The order suppressing the evidence is vacated and the case is remanded to the District Court for further proceedings consistent with this opinion.
So ordered.
The facts are set out in the police report of Officer Charles Nelson of the Amherst police department. Both parties stipulated to the report as an accurate description of the events.
The officers on the scene checked with the station officer who told them that there was no indication that a protective order had ever been served on the defendant. The protective order in issue, while ordering the defendant to refrain from any contact with Daniels, was, in fact, the result of an incident between Daniels and another woman, with whom Morrison lived and had two children. When that woman learned of Daniels’ existence she went to Amherst to confront her, but left before the police arrived.

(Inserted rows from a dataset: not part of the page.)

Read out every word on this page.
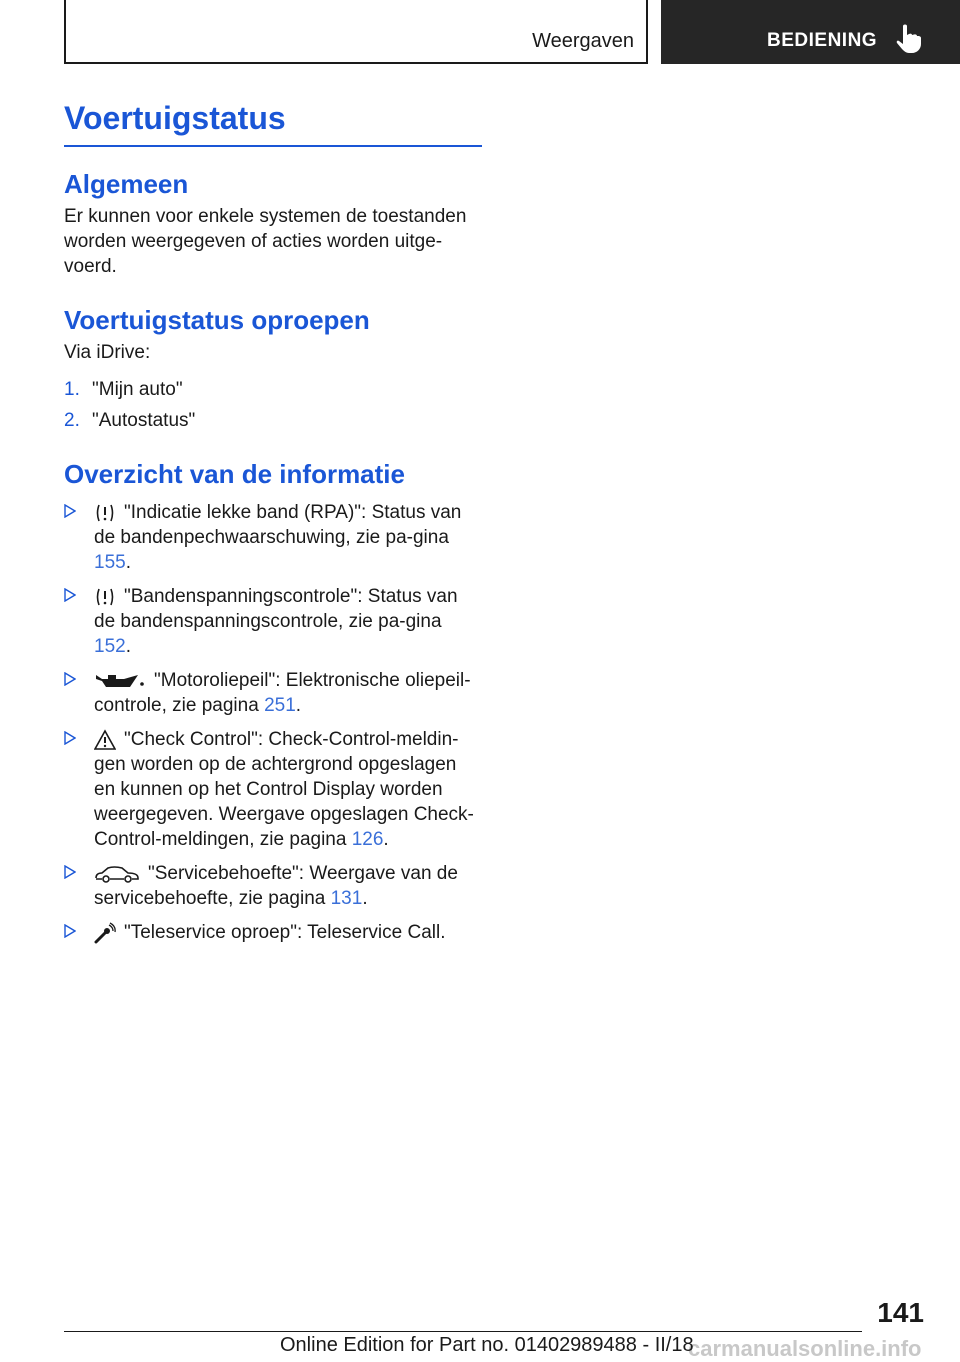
Weergaven	BEDIENING
Voertuigstatus
Algemeen

Er kunnen voor enkele systemen de toestanden worden weergegeven of acties worden uitge-voerd.

Voertuigstatus oproepen

Via iDrive:

1. "Mijn auto"
2. "Autostatus"
Overzicht van de informatie
"Indicatie lekke band (RPA)": Status van de bandenpechwaarschuwing, zie pa-gina 155.
"Bandenspanningscontrole": Status van de bandenspanningscontrole, zie pa-gina 152.
"Motoroliepeil": Elektronische oliepeil-controle, zie pagina 251.
"Check Control": Check-Control-meldin-gen worden op de achtergrond opgeslagen en kunnen op het Control Display worden weergegeven. Weergave opgeslagen Check-Control-meldingen, zie pagina 126.
"Servicebehoefte": Weergave van de servicebehoefte, zie pagina 131.
"Teleservice oproep": Teleservice Call.
141
carmanualsonline.info
Online Edition for Part no. 01402989488 - II/18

The defendant argues that the police lacked probable cause to believe that he was in the apartment because they relied in part on the information of an unnamed, unknown informant. The report of a disinterested member of the public carries some weight on its own. See Commonwealth v. Welch, 420 Mass. 646, 652 n.4 (1995) (“Information supplied to the police by citizens is not subject to the same scrutiny as that supplied by unnamed police informants”); Commonwealth v. Carey, 407 Mass. 528, 534-535 n.4 (1990) (same). Here the report was made after the police had left that very scene not so long before and had established the identity and relation of Daniels and the defendant. In those circumstances for them to conclude from the citizen’s report that it was the defendant who had entered Daniels’ apartment was reasonable.